Like so many arguments that should have an easy resolution, this one is polluted by ideological warfare. Republicans and conservatives have been itching to kill PBS and NPR for decades, and their motives have been more driven by the conviction that the two projects are public brain-washing tools run by the Left than by fiscal responsibility. I’ll stipulate that many of them still want to cut them out of the budget for the wrong reasons, but that doesn’t change the evident truth that cutting them is still the responsible, sensible, necessary thing to do, if only to prove that the nation is willing to sacrifice some frosting to save the cake.

Now it is time for long-time NPR and PBS defenders to be ethical, stop making dishonest arguments, swallow hard, and send Big Bird and Garrison Keillor packing.

Believe me: they’ll be fine.

3 thoughts on “The Ethics Of Ending Public Broadcasting

  1. Wow!! Taking on a government expenditure, the loss of which would cause a bunch of people to go completely crazy.
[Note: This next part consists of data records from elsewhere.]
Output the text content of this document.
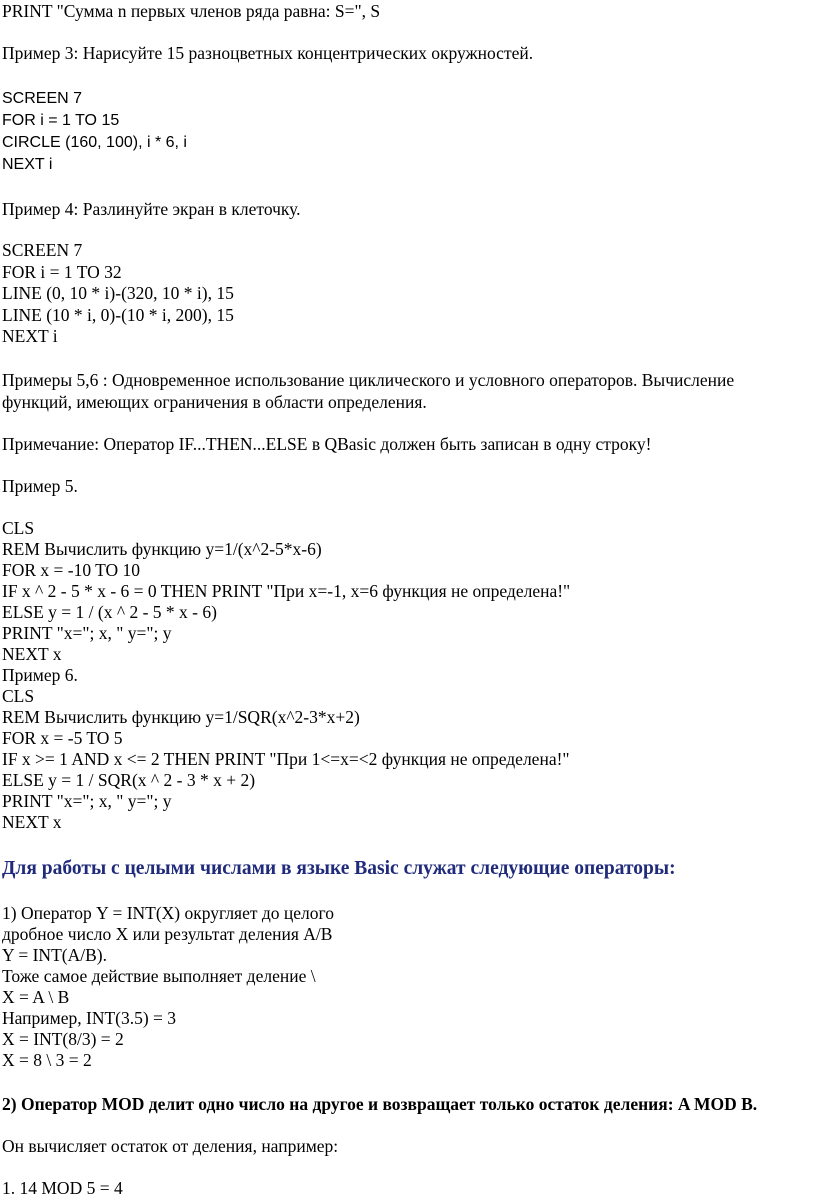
PRINT "Сумма n первых членов ряда равна: S=", S
Пример 3: Нарисуйте 15 разноцветных концентрических окружностей.
SCREEN 7
FOR i = 1 TO 15
CIRCLE (160, 100), i * 6, i
NEXT i
Пример 4: Разлинуйте экран в клеточку.
SCREEN 7
FOR i = 1 TO 32
LINE (0, 10 * i)-(320, 10 * i), 15
LINE (10 * i, 0)-(10 * i, 200), 15
NEXT i
Примеры 5,6 : Одновременное использование циклического и условного операторов. Вычисление
функций, имеющих ограничения в области определения.
Примечание: Оператор IF...THEN...ELSE в QBasic должен быть записан в одну строку!
Пример 5.
CLS
REM Вычислить функцию y=1/(x^2-5*x-6)
FOR x = -10 TO 10
IF x ^ 2 - 5 * x - 6 = 0 THEN PRINT "При x=-1, x=6 функция не определена!"
ELSE y = 1 / (x ^ 2 - 5 * x - 6)
PRINT "x="; x, " y="; y
NEXT x
Пример 6.
CLS
REM Вычислить функцию y=1/SQR(x^2-3*x+2)
FOR x = -5 TO 5
IF x >= 1 AND x <= 2 THEN PRINT "При 1<=x=<2 функция не определена!"
ELSE y = 1 / SQR(x ^ 2 - 3 * x + 2)
PRINT "x="; x, " y="; y
NEXT x
Для работы с целыми числами в языке Basic служат следующие операторы:
1) Оператор Y = INT(X) округляет до целого
дробное число X или результат деления A/B
Y = INT(A/B).
Тоже самое действие выполняет деление \
X = A \ B
Например, INT(3.5) = 3
X = INT(8/3) = 2
X = 8 \ 3 = 2
2) Оператор MOD делит одно число на другое и возвращает только остаток деления: A MOD B.
Он вычисляет остаток от деления, например:
1. 14 MOD 5 = 4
And Sesame Street (which my mother wouldn’t even let us watch)…is nothing safe?!?

    Fortunately, your simple logic cuts through the crap that the financiers of PBS have been spewing for years. I’m not sure your arguments are ethical as much as they are part of basic fiscal responsibility. But I can see the connection as Wick Rowland’s reasoning is clearly incorrect at best and lying – which is unethical – at worst.

    Anyways…more good stuff from you.

    Regards,
    Joel

  2. Exactly right. Politics should have nothing to do with it. There is so much material available from so many sources these days that there’s no way to justify a government subsidy.

    Got to pick one nit: “Find a hundred 420 million dollar cuts and you’ve saved 420 billion each year” That should be either a thousand cuts or 42 billion per year. But your point is still valid.